Alastair Williamson, Wyld Networks CEO, looks at the use of new mobile mesh technology and virtual geozones to create a safe environment for manufacturers
Back in late March, the Prime Minister’s announcement that manufacturing workers were considered key operatives and would be allowed to return to work on-site while maintaining social distancing, threw this multi-billion-pound industry a critical lifeline.
In fact, UK manufacturing output expanded at the fastest rate for more than six years in August, as companies restarted operations following the pandemic, according to the IHS Markit/CIPS manufacturing purchasing managers’ index (PMI). It recorded a score of 55.2 in August, from 53.3 in July. Anything above 50 is considered an expansion.
However, this optimism does not reflect the continued job cuts and poor performance of some key sectors such as UK car production, which declined 44.6% in August with just 51,039 units rolling off factory lines. With UK manufacturing employing some 2.7 million people and accounting for around 45% of total exports, according to Make UK, keeping the wheels of manufacturing turning is critical to the UK’s recovery.
With staff in other sectors being told to work from home where possible in the current second lockdown, manufacturing companies are exploring new ways to keep people on-site and safe, especially as we head deep into winter.
Social distancing and geozones
Technology has an important role to play in delivering a safe work environment, but the introduction of the national track and trace app has not gone smoothly and it does not address all the challenges of running a manufacturing site. That’s where new mobile mesh technology could offer a solution to help ensure social distancing and provide better location-aware alerts and safety information, while making it possible to create virtual geozones for managing access to sites, zones, buildings, warehouses and depots, for example.
A mobile mesh harnesses the power of peoples’ mobile devices by connecting smartphones directly to other smartphones and other internet connected devices without the need for cellular 4G/5G or Wi-Fi. Data simply finds the quickest and easiest route by hopping between phones, powered by existing or new manufacturing company branded mobile apps, which all site workers, contractors and visitors would be required to download. This is particularly useful in remote locations, underground or other sites where there are connectivity challenges.
Each smartphone can connect with up to six other devices within range and each of those six other devices can connect to up to another six devices, and so on, creating a mass expansive, robust and self-healing resilient mesh network through multi-hop routing. This means that site managers can send real-time messages and notifications to all people on site to provide up-to-date advice and guidance, to remind people to wear face masks as well as safety clothing, eye protection, ear defenders or hard hats, for example.

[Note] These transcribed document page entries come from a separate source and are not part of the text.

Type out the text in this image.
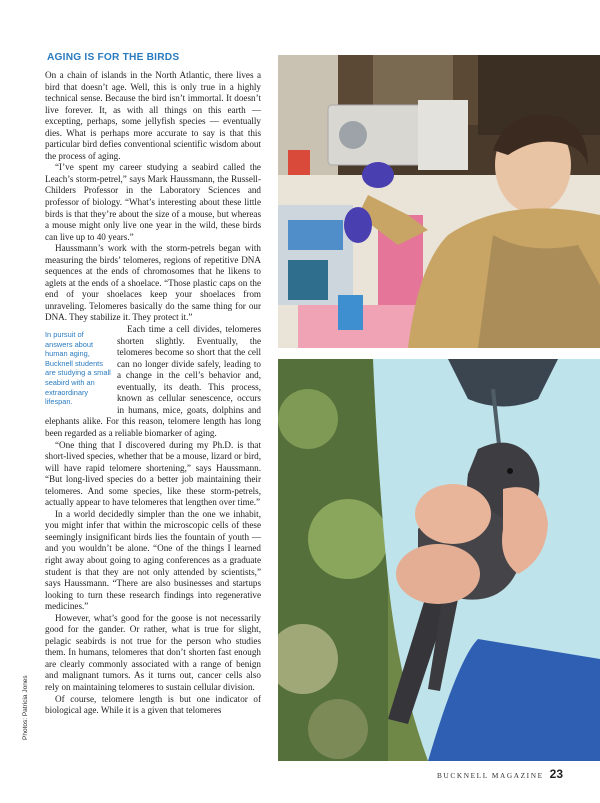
AGING IS FOR THE BIRDS

On a chain of islands in the North Atlantic, there lives a bird that doesn’t age. Well, this is only true in a highly technical sense. Because the bird isn’t immortal. It doesn’t live forever. It, as with all things on this earth — excepting, perhaps, some jellyfish species — eventually dies. What is perhaps more accurate to say is that this particular bird defies conventional scientific wisdom about the process of aging.

“I’ve spent my career studying a seabird called the Leach’s storm-petrel,” says Mark Haussmann, the Russell-Childers Professor in the Laboratory Sciences and professor of biology. “What’s interesting about these little birds is that they’re about the size of a mouse, but whereas a mouse might only live one year in the wild, these birds can live up to 40 years.”

Haussmann’s work with the storm-petrels began with measuring the birds’ telomeres, regions of repetitive DNA sequences at the ends of chromosomes that he likens to aglets at the ends of a shoelace. “Those plastic caps on the end of your shoelaces keep your shoelaces from unraveling. Telomeres basically do the same thing for our DNA. They stabilize it. They protect it.”

In pursuit of answers about human aging, Bucknell students are studying a small seabird with an extraordinary lifespan.
Each time a cell divides, telomeres shorten slightly. Eventually, the telomeres become so short that the cell can no longer divide safely, leading to a change in the cell’s behavior and, eventually, its death. This process, known as cellular senescence, occurs in humans, mice, goats, dolphins and elephants alike. For this reason, telomere length has long been regarded as a reliable biomarker of aging.

“One thing that I discovered during my Ph.D. is that short-lived species, whether that be a mouse, lizard or bird, will have rapid telomere shortening,” says Haussmann. “But long-lived species do a better job maintaining their telomeres. And some species, like these storm-petrels, actually appear to have telomeres that lengthen over time.”

In a world decidedly simpler than the one we inhabit, you might infer that within the microscopic cells of these seemingly insignificant birds lies the fountain of youth — and you wouldn’t be alone. “One of the things I learned right away about going to aging conferences as a graduate student is that they are not only attended by scientists,” says Haussmann. “There are also businesses and startups looking to turn these research findings into regenerative medicines.”

However, what’s good for the goose is not necessarily good for the gander. Or rather, what is true for slight, pelagic seabirds is not true for the person who studies them. In humans, telomeres that don’t shorten fast enough are clearly commonly associated with a range of benign and malignant tumors. As it turns out, cancer cells also rely on maintaining telomeres to sustain cellular division.

Of course, telomere length is but one indicator of biological age. While it is a given that telomeres

Photos: Patricia Jones
BUCKNELL MAGAZINE 23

One of the other key innovations around mobile mesh technology is the ability to create virtual geozones around complete factory sites or buildings as well as more physically dangerous or restricted areas. And by creating personal one or two metre geozones around individual staff, contractors or site visitors – or more specifically their smartphones – this opens up a wide range of applications, previously not possible.
For example, the mesh network can provide digital access management, while the analysis of data and the use of graphical ‘heat maps’ to provide visualisation of patterns of movement on-site, can also be used to make informed decisions on routing, work practices and social distancing to avoid unintentional close contact. And by integrating a mesh network of smartphones and connected devices, administrators can better manage and understand the effectiveness of practical measures such as hand washing and hand sanitising.
Individuals can get automatic alerts if they are breaking social distancing rules. And critically, dependent on a firm’s policy and privacy laws, if anyone develops COVID-19 symptoms or is tested positive, the system can be used to notify those who have been in close contact so they can self-isolate or get tested.
Data security and privacy are paramount, so importantly, all data is fully anonymised and only smartphones with the app installed that are inside the geozone are meshed together. As the smartphone leaves the geozone, it is automatically disconnected.
As well as providing a valuable solution to safe on-site operations, the new mesh technology can also help to improve site efficiency, productivity and traceability. The mesh technology was originally designed for applications such as major sporting events, music festivals, retail centres and transport hubs for the purpose of sharing personalised, location-aware information. But when the pandemic hit, it quickly became clear that the technology could also play a vital role in helping get sections of the economy get back to work.